Comment ne pas reproduire les erreurs de 1945 tout en préservant l’aspiration à un partage plus juste au sein de la société française ?

Jean-Paul Betbeze : Nous ne percevons pas l’avantage stratégique de la zone euro dans le monde actuel, pour se reprendre face à la crise sanitaire, pour exister entre États-Unis et Chine.

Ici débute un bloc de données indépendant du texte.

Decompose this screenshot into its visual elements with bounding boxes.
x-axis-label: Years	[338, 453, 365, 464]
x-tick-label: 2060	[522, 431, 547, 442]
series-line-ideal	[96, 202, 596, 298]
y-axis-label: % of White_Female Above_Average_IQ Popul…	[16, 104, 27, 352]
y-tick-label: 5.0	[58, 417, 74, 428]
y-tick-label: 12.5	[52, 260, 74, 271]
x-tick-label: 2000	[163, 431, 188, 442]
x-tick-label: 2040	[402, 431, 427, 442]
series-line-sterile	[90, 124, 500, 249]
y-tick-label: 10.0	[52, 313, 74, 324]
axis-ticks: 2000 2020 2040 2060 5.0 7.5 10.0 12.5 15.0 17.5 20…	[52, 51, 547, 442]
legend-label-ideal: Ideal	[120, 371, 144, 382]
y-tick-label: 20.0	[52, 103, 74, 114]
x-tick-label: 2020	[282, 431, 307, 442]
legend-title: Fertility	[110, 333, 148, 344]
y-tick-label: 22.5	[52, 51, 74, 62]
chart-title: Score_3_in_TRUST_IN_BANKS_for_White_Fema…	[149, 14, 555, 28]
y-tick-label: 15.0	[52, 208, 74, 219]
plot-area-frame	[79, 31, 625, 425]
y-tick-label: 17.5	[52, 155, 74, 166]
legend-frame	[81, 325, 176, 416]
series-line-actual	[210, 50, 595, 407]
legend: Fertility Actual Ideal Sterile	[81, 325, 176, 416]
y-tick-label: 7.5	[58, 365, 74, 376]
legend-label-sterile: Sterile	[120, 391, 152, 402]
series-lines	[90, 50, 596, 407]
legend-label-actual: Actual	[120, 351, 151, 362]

En 1945, nous étions avec les riches États-Unis face à l’URSS. Et aujourd’hui ? Les États-Unis sont moins riches et nous ne sommes plus un allié aussi utiles qu’avant. Or, la zone euro pèse actuellement en termes de PIB autant que la Chine (14 trillions de dollars) face aux États-Unis (24). Voulons-nous profiter de ce poids, de cette organisation, de cette crédibilité pour nous allier à l’Afrique et la soutenir, pour peser plus ensemble ? Ou préférons-nous nous endetter pour rien, implicitement garantis par l’Allemagne – le temps que ceci durera ? En 1945 de Gaulle, puis les signataires du Traité de Rome en 1957, quelques années après la proposition inouïe de Robert Schuman de mettre en commun l’acier et le charbon allemand, pour ne plus se battre et créer une nouvelle puissance (fédérale)… en 1950 faisaient l’histoire. Elle a partout avancé depuis et la nôtre, faute d’objectifs et de réformes, risque de s’embourber. La « valeur ajoutée » n’est pas un «avantage acquis » et le partage ne pourra être plus juste que si nous voulons plus de « valeur à ajouter », autrement c’est l’inverse qui aura lieu.